One day, he hopes, he’ll see an evangelical revival like those that blazed through Confederate camps during the Civil War.
In some ways, Farley and his family are typical Christian missionaries, albeit with an unusual mission field. They live in Appomattox, VA, where Robert E. Lee surrendered to Ulysses S. Grant in 1865. But the Farleys spend 40 weeks a year away from home, crisscrossing the country in an RV that carries Alan and his wife, Faith, to scores of Civil War re-enactments and events. Often their 20-something children — both re-enactors — come along.
Fifteen churches support the Farleys through their monthly mission budgets. “Just like missionaries going to Africa, or Ireland, or wherever,” Farley said. Farley was ordained by an independent Baptist church in 1994, at, of course, a Civil War re-enactment.
While many fellow re-enactors adopt a specific historical persona, Farley does not.
“I feel very strongly that if I portrayed somebody, and somebody realized I was not that person, they might think the message or gospel I’m trying to share with them is also phony,” he said.
Re-enactors spend countless hours learning to dress, shoot, and speak like Civil War soldiers. But for all their historical high-mindedness and fastidious attention to period detail, re-enactments can be bawdy affairs, with modern-day enthusiasts assuming the role of dissolute soldiers on the eve of bloody battles. Then as now, drink and gambling are the biggest vices.

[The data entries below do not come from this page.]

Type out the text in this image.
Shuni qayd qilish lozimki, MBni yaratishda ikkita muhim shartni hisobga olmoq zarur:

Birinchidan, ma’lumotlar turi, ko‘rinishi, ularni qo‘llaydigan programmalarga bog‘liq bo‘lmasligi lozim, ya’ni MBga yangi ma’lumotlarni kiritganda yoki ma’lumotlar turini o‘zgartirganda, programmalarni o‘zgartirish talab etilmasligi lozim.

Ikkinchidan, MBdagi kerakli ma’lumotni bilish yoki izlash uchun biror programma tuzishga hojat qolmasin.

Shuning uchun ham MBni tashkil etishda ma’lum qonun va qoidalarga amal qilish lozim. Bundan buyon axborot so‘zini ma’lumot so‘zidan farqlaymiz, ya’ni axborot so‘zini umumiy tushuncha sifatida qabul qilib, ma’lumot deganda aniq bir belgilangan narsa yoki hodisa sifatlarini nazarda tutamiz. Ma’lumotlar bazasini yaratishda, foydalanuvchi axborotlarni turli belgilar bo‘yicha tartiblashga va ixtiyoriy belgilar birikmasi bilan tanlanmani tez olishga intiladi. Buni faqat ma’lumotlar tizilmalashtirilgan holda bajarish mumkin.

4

At a re-enactment two decades ago in North Carolina, where Farley was playing a Confederate soldier, he read the Bible in his tent as the moon rose. It was the Book of Ezekiel, where God warns that those who do not dissuade backsliders will be held accountable.
“I said, ‘Lord, are you speaking to me about these re-enactors?’” Farley recalled. “And the Lord said, ‘Look at them singing and carrying on around the campfire. My son died for them and no one is coming to them. If you go, I’ll give you the strength.’ From then on, my burden was for the re-enactors.”
Since re-enactments are often held on isolated farms, getting to church on Sunday and back by battle-time can be nearly impossible. Farley resolved to bring church to the men. He began with 15-minute sermons held in the shade of an oak tree between battles. At the recent Gettysburg re-enactment, Farley led two services packed with hundreds of soldiers and spectators in a tent beside the battlefield.
That’s where Williams Collins of Portland, Ind., heard him on July 4, just hours before he rushed into battle as the Color Sergeant in Pickett’s Charge. Three years ago, Collins said, Farley saved his life — eternal and temporal.
“I was going down the wrong road. He brought me back and gave me a new outlook,” he said.
Not everyone appreciates his ministry, Farley admits. Some chaplain re-enactors, turned off by his evangelism, turn tail when they see him coming. Some spectators and re-enactors turn up at his 1860s-style worship services expecting a show, only to find real conviction.
Farley’s preaching blends past and present — he keeps 200 period sermons in boxes in the RV — but they leave no room for middle ground: you are saved, or you are not. Each service closes with an altar call.
“It’s the same message men 150 years ago were preaching,” he said. “That never changes.”
The preacher has no patience for chaplain re-enactors who dress the part but lack the passion.
“I run across men out here who portray chaplains and have the mannerisms and the dress of a Civil War chaplain down to a ‘t,”' Farley said. “But when they preached I realized they were not genuine. They were just reading a sermon that someone else preached.”